Per i cittadini si tratta di un “diritto” e non di un obbligo. In sostanza, il cittadino può attivare una casella PEC e dialogare direttamente e gratuitamente con la Pubblica Amministrazione. Tale servizio offre notevoli vantaggi in termini sia di tempo, che di costo. In particolare, i cittadini possono comunicare con gli Uffici della PA direttamente via e-mail:

– senza dover produrre copie cartacee;
– senza doversi presentare agli Uffici;
– senza sostenere i costi di invio di raccomandata A/R;
– senza il pericolo che le pratiche vadano perse.

Le credenziali del servizio PEC del cittadino valgono come strumento di identificazione in rete. Il cittadino che aderisce al servizio PEC potrà, infatti, inoltrare istanze e dichiarazioni alla PA che, così, avrà certezza dell’identità dello stesso.

“Reti amiche”: Stretta di mano tra Befera e Brunetta

Il 20 luglio scorso il ministro Brunetta, di concerto con il presidente dell’Equitalia Attilio Befera, hanno firmato un protocollo d’intesa volto a promuovere il processo di semplificazione attuato con “Reti amiche”.
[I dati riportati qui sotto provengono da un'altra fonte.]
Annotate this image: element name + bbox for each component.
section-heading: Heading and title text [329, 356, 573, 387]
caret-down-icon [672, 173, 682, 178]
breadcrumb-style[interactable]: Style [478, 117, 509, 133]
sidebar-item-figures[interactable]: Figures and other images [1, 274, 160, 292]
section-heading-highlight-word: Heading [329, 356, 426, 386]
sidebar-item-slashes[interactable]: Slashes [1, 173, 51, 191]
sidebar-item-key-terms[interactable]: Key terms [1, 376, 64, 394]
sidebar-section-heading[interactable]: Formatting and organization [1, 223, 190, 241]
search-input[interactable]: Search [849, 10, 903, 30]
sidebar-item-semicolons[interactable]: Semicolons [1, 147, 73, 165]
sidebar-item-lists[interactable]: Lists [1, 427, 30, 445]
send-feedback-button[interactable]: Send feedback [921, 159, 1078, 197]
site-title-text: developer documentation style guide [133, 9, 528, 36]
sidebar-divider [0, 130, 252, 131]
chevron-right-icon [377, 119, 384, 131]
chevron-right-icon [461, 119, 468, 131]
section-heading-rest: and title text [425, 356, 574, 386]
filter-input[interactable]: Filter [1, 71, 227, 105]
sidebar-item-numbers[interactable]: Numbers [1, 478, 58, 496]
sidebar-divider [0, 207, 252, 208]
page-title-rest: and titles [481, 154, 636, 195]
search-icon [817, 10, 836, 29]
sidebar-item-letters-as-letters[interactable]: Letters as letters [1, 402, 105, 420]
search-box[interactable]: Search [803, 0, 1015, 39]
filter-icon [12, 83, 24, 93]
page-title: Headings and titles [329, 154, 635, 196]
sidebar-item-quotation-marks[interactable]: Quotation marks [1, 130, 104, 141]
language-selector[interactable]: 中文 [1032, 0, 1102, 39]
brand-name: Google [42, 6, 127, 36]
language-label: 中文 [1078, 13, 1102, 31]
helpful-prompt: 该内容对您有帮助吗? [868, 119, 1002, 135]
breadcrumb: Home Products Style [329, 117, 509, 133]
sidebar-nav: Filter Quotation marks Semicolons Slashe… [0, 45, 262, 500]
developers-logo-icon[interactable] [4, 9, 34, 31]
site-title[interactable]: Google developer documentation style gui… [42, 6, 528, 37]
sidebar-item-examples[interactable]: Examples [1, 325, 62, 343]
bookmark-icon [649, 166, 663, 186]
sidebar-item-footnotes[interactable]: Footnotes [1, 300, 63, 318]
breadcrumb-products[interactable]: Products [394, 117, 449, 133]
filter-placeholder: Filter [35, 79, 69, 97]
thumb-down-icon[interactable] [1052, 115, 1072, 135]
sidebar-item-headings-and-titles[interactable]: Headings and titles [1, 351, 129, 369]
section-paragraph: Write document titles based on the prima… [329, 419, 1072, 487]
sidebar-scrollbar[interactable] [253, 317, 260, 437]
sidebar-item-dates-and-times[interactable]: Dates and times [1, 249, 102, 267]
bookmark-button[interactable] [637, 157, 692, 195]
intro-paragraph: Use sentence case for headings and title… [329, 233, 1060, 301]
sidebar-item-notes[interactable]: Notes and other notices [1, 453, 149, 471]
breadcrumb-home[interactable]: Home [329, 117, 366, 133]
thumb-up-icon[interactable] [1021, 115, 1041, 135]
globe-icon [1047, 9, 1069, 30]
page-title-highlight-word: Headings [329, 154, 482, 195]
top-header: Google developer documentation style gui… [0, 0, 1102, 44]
Grazie a quest’ultimo accordo gli avvisi e le cartelle di pagamento emesse da Equitalia potranno essere pagate, attraverso la presentazione del bollettino inviato dall’esattore, presso i circuiti di pagamento “Reti amiche”, quali:

– Tabaccai;
– Coop;
– Poste italiane;
– Ricevitorie di Lottomatica;
– Sportelli Intesa San Paolo e Unicredit.
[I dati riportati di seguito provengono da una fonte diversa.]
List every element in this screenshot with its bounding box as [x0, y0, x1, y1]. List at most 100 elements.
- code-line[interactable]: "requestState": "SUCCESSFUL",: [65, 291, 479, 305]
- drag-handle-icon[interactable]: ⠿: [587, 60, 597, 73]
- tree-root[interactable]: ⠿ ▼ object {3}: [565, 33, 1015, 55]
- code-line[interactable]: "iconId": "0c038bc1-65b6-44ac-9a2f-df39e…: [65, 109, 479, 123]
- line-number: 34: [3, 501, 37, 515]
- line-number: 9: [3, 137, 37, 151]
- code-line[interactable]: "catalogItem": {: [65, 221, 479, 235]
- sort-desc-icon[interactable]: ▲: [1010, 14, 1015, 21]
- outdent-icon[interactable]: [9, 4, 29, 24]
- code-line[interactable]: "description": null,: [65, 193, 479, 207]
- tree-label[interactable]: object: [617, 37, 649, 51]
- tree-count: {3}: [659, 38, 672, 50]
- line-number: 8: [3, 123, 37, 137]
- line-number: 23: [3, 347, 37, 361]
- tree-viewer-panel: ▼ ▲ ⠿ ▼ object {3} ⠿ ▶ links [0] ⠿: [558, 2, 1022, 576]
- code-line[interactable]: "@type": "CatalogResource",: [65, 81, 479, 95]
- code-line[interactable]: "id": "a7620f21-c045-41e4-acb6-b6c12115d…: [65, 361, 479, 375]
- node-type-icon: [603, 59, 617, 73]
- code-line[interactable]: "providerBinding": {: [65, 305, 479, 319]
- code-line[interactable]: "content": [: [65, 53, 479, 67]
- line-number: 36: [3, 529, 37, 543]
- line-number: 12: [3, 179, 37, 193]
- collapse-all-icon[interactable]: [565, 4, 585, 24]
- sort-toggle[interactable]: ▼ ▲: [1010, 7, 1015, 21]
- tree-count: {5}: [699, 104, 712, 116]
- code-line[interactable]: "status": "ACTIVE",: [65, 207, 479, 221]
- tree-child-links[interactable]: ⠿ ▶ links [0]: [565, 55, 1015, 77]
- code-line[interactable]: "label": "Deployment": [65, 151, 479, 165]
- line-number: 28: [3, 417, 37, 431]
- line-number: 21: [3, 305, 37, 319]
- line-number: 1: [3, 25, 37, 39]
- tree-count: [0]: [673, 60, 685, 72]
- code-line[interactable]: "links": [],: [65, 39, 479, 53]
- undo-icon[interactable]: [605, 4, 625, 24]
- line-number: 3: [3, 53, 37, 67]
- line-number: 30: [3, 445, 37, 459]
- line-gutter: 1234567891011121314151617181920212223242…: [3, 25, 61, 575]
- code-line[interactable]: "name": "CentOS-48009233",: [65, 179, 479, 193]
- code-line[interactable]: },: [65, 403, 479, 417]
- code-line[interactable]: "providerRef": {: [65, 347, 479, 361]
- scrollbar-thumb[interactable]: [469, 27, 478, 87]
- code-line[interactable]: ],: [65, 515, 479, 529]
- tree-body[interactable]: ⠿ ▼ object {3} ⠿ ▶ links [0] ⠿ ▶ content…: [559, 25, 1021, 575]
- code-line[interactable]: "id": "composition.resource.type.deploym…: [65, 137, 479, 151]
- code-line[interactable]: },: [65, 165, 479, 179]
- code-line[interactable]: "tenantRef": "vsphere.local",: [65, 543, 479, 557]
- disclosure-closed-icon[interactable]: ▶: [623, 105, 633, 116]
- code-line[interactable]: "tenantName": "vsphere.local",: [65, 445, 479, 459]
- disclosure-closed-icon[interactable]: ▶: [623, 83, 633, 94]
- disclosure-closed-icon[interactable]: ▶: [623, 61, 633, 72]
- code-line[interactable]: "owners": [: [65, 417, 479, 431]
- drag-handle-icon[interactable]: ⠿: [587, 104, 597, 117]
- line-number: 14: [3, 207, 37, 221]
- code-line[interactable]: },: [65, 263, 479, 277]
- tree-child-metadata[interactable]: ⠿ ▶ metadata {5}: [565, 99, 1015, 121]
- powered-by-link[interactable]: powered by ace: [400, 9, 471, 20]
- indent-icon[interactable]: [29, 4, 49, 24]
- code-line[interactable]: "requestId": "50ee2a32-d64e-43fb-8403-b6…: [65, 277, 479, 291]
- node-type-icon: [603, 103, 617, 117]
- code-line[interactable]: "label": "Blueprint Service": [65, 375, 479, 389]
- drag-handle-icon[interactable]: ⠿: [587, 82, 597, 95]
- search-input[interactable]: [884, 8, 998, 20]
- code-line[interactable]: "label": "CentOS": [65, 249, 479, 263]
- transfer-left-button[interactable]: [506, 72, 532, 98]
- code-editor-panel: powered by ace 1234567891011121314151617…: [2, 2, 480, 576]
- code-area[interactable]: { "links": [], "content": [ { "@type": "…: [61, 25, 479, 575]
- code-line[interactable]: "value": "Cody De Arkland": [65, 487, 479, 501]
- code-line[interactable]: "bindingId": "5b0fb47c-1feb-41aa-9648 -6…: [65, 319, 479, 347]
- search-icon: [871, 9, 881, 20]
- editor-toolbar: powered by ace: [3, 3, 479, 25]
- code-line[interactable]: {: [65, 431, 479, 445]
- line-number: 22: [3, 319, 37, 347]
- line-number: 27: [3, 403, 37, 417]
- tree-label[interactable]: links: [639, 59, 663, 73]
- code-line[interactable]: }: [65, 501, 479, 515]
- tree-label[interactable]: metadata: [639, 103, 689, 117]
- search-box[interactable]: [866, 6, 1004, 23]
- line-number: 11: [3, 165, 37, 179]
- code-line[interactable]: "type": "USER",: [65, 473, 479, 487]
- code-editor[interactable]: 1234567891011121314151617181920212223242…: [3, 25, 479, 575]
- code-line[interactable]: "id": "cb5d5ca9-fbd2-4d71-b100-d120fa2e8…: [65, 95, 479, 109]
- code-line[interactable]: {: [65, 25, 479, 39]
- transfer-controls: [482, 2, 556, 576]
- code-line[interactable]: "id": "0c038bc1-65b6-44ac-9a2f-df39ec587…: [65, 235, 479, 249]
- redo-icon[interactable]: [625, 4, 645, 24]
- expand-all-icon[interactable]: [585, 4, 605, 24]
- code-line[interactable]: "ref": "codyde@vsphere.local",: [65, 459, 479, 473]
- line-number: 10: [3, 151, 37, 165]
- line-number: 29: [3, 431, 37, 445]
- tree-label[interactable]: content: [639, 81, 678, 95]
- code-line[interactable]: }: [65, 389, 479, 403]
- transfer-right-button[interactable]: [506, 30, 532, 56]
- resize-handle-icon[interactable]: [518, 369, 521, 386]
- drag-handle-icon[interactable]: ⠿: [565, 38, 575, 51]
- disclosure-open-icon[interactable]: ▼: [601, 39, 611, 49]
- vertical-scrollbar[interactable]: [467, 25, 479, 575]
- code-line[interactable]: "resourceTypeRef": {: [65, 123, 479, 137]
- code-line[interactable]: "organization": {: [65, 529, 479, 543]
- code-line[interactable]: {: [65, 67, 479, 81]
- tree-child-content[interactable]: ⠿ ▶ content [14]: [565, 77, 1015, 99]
Una volta presentato il bollettino, munito di codice a barre, il circuito di pagamento rilascerà quietanza di pagamento attraverso lo scontrino.  Questo significa che i cittadini non solo non saranno più costretti a sopportare lunghe code agli sportelli, ma potranno altresì effettuare i pagamenti di sabato o di domenica, considerando gli orari no stop dei centri commerciali.

Si attende a breve la stipula dei singoli contratti attuativi tra l’Amministrazione e i privati interessati alla fornitura dei servizi di pagamento.

Entro la fine dell’anno, assicura Brunetta, la procedura dovrebbe essere completamente operativa.

“Reti amiche”: Il progetto

Fortemente voluto dal ministro per la Pubblica amministrazione e l’innovazione Renato Brunetta, il progetto “Reti Amiche”, avviato già nel 2008, viene incontro ai cittadini, ampliando i punti di accesso alla Pubblica Amministrazione e riducendo così i tempi di attesa agli sportelli.

Inizialmente attuato in via sperimentale con Poste e Tabacchi, si è successivamente esteso ad altri partner come l’Abi, le farmacie, i carabinieri, le ferrovie e la grande distribuzione.

Attualmente gli sportelli Reti amiche sono già 60.000, tra punti vendita e bancomat, a cui devono aggiungersi gli utenti raggiunti attraverso internet, la telefonia, la posta elettronica e la grande distribuzione.

Gli obiettivi del progetto sono:

– semplificare i rapporti tra la Pubblica Amministrazione e i privati;
– ridurre i tempi di attesa agli sportelli pubblici;
– permettere un accesso facilitato e rapido con Internet e le altre tecnologie ICT;
– rendere la Pubblica Amministrazione una presenza capillare nel territorio, in modo da abbattere i costi;
– ridurre la mobilità fisica in favore di quella virtuale.